Prospects for accountability in Mali
Amid much fanfare jihadist Ahmed Al Faqi Al Mahdi, in August became the first Malian to stand trial at The Hague-based ICC. Because he pled guilty, there wasn’t much of a procedure, lasting a bare three days. The judges will announce their decision later this month on whether he can indeed be found guilty of destroying a range of cultural monuments in the dusty, far northern city of Timbuktu, during the period when two Islamic groups, Ansareddine and al Qaeda in the Maghreb (AQIM) occupied the town and much of the north of the country.
His confession raises the prospect of those most responsible for serious crimes in Mali being brought to justice if he continues to cooperate with ICC prosecutors. However, away from The Hague, experts suggest that further prosecutions of for crimes during Mali's resurgent 2012 conflict in the country itself are far off.
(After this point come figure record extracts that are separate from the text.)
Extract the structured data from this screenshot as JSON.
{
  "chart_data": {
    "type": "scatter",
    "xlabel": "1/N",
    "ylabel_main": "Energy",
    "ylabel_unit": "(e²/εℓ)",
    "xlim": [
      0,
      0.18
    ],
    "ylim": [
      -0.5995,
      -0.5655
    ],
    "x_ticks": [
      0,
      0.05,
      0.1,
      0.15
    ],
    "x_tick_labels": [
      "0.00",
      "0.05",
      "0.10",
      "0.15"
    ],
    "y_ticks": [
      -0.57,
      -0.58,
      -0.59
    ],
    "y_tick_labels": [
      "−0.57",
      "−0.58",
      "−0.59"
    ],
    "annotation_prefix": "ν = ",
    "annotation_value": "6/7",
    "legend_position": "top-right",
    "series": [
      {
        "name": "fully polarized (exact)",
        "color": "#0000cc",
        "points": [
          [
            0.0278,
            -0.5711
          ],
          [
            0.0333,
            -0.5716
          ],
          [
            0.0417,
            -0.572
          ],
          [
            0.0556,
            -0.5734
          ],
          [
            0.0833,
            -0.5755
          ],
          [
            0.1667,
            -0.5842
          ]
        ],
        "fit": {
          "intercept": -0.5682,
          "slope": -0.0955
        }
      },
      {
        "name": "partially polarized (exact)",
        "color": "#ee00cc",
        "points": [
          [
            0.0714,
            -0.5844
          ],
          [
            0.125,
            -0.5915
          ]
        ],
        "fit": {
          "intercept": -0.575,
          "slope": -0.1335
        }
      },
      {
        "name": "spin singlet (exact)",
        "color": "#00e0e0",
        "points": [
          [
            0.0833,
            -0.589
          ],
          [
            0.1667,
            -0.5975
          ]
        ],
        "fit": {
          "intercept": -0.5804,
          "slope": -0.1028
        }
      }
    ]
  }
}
Even though relative peace has returned to that area of the Sahel, and a peace accord was signed with the Islamists a year ago, Mali is still an unstable state. Attacks are reported on a regular basis in the central part of the country. And according to Bamako-based justice expert Oliver Kambala wa Kambala, transitional justice is not high on the political agenda: there’s “a lack of political will,” he says “to move ahead on accountability – both criminal and non-criminal – for the crimes committed during the conflict since January 2012”.